Sam Toole is an entrepreneur and operator turned investor with NYC-based Primary Ventures.
Since 2020, >$30Bn has flowed into verticalized electronic health records, largely through private equity transactions and acquisitions. These deals rarely show up on venture capital radars, but they signal two important things.
First, across most specialties, clinicians are still running core workflows on systems built more than a decade ago. Second, the largest software outcomes in healthcare over the past decade are generally not venture-backed! And as a result, we’re missing them.
Select Recent EHR Transactions (non-exhaustive)
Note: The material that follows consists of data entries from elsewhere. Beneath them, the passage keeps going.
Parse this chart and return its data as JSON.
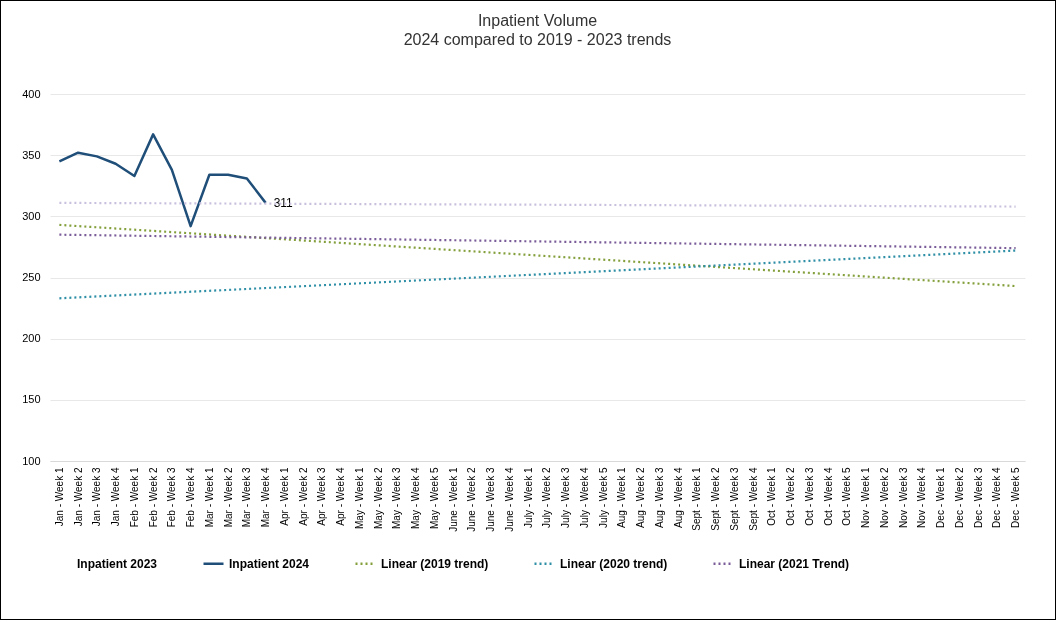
{
  "chart_data": {
    "type": "line",
    "title": "Inpatient Volume",
    "subtitle": "2024 compared to 2019 - 2023 trends",
    "categories": [
      "Jan - Week 1",
      "Jan - Week 2",
      "Jan - Week 3",
      "Jan - Week 4",
      "Feb - Week 1",
      "Feb - Week 2",
      "Feb - Week 3",
      "Feb - Week 4",
      "Mar - Week 1",
      "Mar - Week 2",
      "Mar - Week 3",
      "Mar - Week 4",
      "Apr - Week 1",
      "Apr - Week 2",
      "Apr - Week 3",
      "Apr - Week 4",
      "May - Week 1",
      "May - Week 2",
      "May - Week 3",
      "May - Week 4",
      "May - Week 5",
      "June - Week 1",
      "June - Week 2",
      "June - Week 3",
      "June - Week 4",
      "July - Week 1",
      "July - Week 2",
      "July - Week 3",
      "July - Week 4",
      "July - Week 5",
      "Aug - Week 1",
      "Aug - Week 2",
      "Aug - Week 3",
      "Aug - Week 4",
      "Sept - Week 1",
      "Sept - Week 2",
      "Sept - Week 3",
      "Sept - Week 4",
      "Oct - Week 1",
      "Oct - Week 2",
      "Oct - Week 3",
      "Oct - Week 4",
      "Oct - Week 5",
      "Nov - Week 1",
      "Nov - Week 2",
      "Nov - Week 3",
      "Nov - Week 4",
      "Dec - Week 1",
      "Dec - Week 2",
      "Dec - Week 3",
      "Dec - Week 4",
      "Dec - Week 5"
    ],
    "series": [
      {
        "name": "Inpatient 2023",
        "line_style": "solid",
        "values": [
          null,
          null,
          null,
          null,
          null,
          null,
          null,
          null,
          null,
          null,
          null,
          null,
          null,
          null,
          null,
          null,
          null,
          null,
          null,
          null,
          null,
          null,
          null,
          null,
          null,
          null,
          null,
          null,
          null,
          null,
          null,
          null,
          null,
          null,
          null,
          null,
          null,
          null,
          null,
          null,
          null,
          null,
          null,
          null,
          null,
          null,
          null,
          null,
          null,
          null,
          null,
          null
        ]
      },
      {
        "name": "Inpatient 2024",
        "color": "#1f4e79",
        "line_style": "solid",
        "values": [
          345,
          352,
          349,
          343,
          333,
          367,
          338,
          292,
          334,
          334,
          331,
          311,
          null,
          null,
          null,
          null,
          null,
          null,
          null,
          null,
          null,
          null,
          null,
          null,
          null,
          null,
          null,
          null,
          null,
          null,
          null,
          null,
          null,
          null,
          null,
          null,
          null,
          null,
          null,
          null,
          null,
          null,
          null,
          null,
          null,
          null,
          null,
          null,
          null,
          null,
          null,
          null
        ],
        "value_labels": [
          null,
          null,
          null,
          null,
          null,
          null,
          null,
          null,
          null,
          null,
          null,
          "311",
          null,
          null,
          null,
          null,
          null,
          null,
          null,
          null,
          null,
          null,
          null,
          null,
          null,
          null,
          null,
          null,
          null,
          null,
          null,
          null,
          null,
          null,
          null,
          null,
          null,
          null,
          null,
          null,
          null,
          null,
          null,
          null,
          null,
          null,
          null,
          null,
          null,
          null,
          null,
          null
        ]
      },
      {
        "name": "Linear (2019 trend)",
        "color": "#84a03c",
        "line_style": "dotted",
        "x": [
          "Jan - Week 1",
          "Dec - Week 5"
        ],
        "values": [
          293,
          243
        ]
      },
      {
        "name": "Linear (2020 trend)",
        "color": "#2e8fa6",
        "line_style": "dotted",
        "x": [
          "Jan - Week 1",
          "Dec - Week 5"
        ],
        "values": [
          233,
          272
        ]
      },
      {
        "name": "Linear (2021 Trend)",
        "color": "#7a5c99",
        "line_style": "dotted",
        "x": [
          "Jan - Week 1",
          "Dec - Week 5"
        ],
        "values": [
          285,
          274
        ]
      },
      {
        "color": "#c9c0de",
        "line_style": "dotted",
        "x": [
          "Jan - Week 1",
          "Dec - Week 5"
        ],
        "values": [
          311,
          308
        ]
      }
    ],
    "ylim": [
      100,
      400
    ],
    "yticks": [
      100,
      150,
      200,
      250,
      300,
      350,
      400
    ],
    "grid": "y",
    "legend": "bottom",
    "marker": "none"
  }
}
Company | Year | Category | Lead Investor | Disclosed Price |
ModMed | 2025 | Multi-speciality | Warburg Pincus | $5.3B |
AdvancedMD | 2024 | Multi-speciality | Francisco Partners | $1.1B |
Surgical Information Systems | 2024 | Surgery | Nordic Capital | $765M |
NextGen | 2023 | Multi-speciality | Thoma Bravo | $1.8B |
Nexttech | 2023 | Multi-speciality | TPG | $1.4B |
Experity | 2022 | Urgent Care | GTCR | $1.3B |
AthenaHealth | 2021 | Multi-speciality | Bain Capital | $17B |
TherapyBrands | 2021 | Behavioral Health | KKR | $1.3B |
Wellsky | 2020 | Home Health | LGP | $3B |
As a healthcare investor for the past 10 years, I’ve been thinking more broadly about what the future of application software for medicine looks like and how AI will reshape software-as-a-service or SaaS. Software-as-a-service refers to cloud-based models where companies host applications and then deliver them over the Internet on a subscription basis.
There’s already plenty of debate out there amongst my fellow investors about systems of record becoming systems of action. A system of action refers to a new generation of enterprise software, primarily powered by AI, that moves beyond storing and managing data to actively performing work and automating complex workflows. This piece is not to debate that future. Instead, I want to imagine a future where existing systems of record are paired with, or in some cases replaced by, true systems of action. In healthcare, EHRs, which more than 90 percent of doctors use every day, are the most natural place to start. I will be posting a handful of pieces on this theme in 2026 that go deeper into the market, the product, and potential business models shift enabled by AI.
While most investors view investing in the EHR market as an opportunity from twenty years ago, I view it as a market that is ready to be disrupted. With advances in AI and physicians’ increasing willingness to adopt new technology, there will be new category-defining winners here.
To replace the EHR? I think not
Do I believe that there will be a crop of new start-up EHRs in every specialty? Probably not. The process of ripping out and replacing any system of record is brutal. Most providers genuinely dislike their EHRs, but they live inside them every day. The change management alone is enormous, and the perceived risk often outweighs the promise of incremental improvement. The standard venture playbook has been to build a point solution, or wedge, on top of an existing system of record, earn trust, and then slowly eat away at the core platform before (hopefully) making the swap. I’m not convinced. As a venture capitalist, when an early-stage founder pitches me the idea of a system of record replacement, it’s generally met with a huge amount of skepticism. Watching how the “AI scribe wars” are unfolding makes me skeptical that the traditional wedge approach will work today. Incumbents are willing to copy anything that starts to matter. See Epic, Athena, and many more examples.
Epic is the most egregious example of how quickly momentum can be shifted. For years, the Abridge-Epic partnership was the engine behind Abridge’s breakout growth. Abridge is one of the most well-funded and scaled AI scribes, now used by tens of thousands of doctors across the world. Epic’s Workshop program effectively created a sanctioned, first-of-its-kind path for Abridge to build deep integrations, co-sell alongside Epic, and access early customers inside the Epic network. By all accounts, that early integration and co-marketing campaign was critical.